Walking. Running. Dancing. Swimming. You probably think of cardio activities like these when you first think about exercise. That’s good because these activities burn calories and fat, which can help you lose weight and keep it off. In addition, cardio activities improve your endurance and strengthen your heart. This form of physical activity can also boost your energy and help relieve stress.

Options

Cardio activities, also known as aerobic activities, use large muscle groups, are rhythmic and can be done continuously. Here are some common and not-so-common options. Which new one would you like to try this week?

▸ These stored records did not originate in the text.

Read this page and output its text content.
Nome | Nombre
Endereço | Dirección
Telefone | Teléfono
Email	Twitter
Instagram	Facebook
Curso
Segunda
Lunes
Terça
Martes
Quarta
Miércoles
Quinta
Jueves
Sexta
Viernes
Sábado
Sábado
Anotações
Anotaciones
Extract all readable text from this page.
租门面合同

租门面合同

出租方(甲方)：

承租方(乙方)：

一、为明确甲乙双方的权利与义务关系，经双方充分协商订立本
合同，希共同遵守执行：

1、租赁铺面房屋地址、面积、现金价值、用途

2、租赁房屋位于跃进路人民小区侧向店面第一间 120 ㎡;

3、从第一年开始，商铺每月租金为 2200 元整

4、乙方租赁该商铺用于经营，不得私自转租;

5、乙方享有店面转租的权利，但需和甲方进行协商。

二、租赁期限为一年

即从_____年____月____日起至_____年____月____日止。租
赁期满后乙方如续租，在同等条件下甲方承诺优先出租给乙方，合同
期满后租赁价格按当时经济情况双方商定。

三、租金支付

Walking outdoors Swimming Jogging
Walking on a treadmill Dancing Water aerobics
Biking Spinning class Dance fitness class
Stair climbing Soccer Cross-country skiing
Rowing Kickboxing Inline skating
Tennis Step aerobics Elliptical trainer

The anatomy of a workout

Whether you choose to walk, bike or use a stair climber, remember the components of the ideal workout:

  • Warm-up (5-10 minutes): warms up your muscles, slowly increases your heart rate and reduces your risk for injury.
  • Cardio (10-60 minutes): burns calories and strengthens your heart.
  • Cool-down (5-10 minutes): brings your heart rate back down and relaxes your muscles.
  • Stretch (5+ minutes, holding each stretch for 15-30 seconds): elongates your muscles and enhances flexibility.

Stay safe

To prevent injury and get the most out of each exercise session, follow these safety tips:

  • Start every workout with a warm-up to raise your heart rate and prepare your muscles and joints for what’s ahead.
  • Monitor your intensity. If you can talk comfortably, you’re doing great. If you can’t catch your breath, slow down your pace to lower the intensity.
  • As you work to increase your intensity, you can rate your “perceived exertion” to stay in a safe, but challenging, zone. Use the chart below to gauge where you are and where you want to be as you progress.
  • What’s safe? As a general rule, you might start out in the 3 to 4 range and progress to the 5 to 6 range. If you have health conditions, you’d want to stop at the 5 to 6 range, whereas people who are fit and healthy can push to the top of the scale.
  • Finish every workout with a cool-down and stretch.

Perceived Exertion Scale

RatingExertion Level
0.5 Extremely Light
1 Very Light
2 Light
3 Moderate
4 Moderately Hard
5-6 Hard
7-9 Very Hard
10 Extremely Hard

What are you waiting for? Pick a cardio activity (or two), plan it into your week, and get moving for a healthier, lighter you.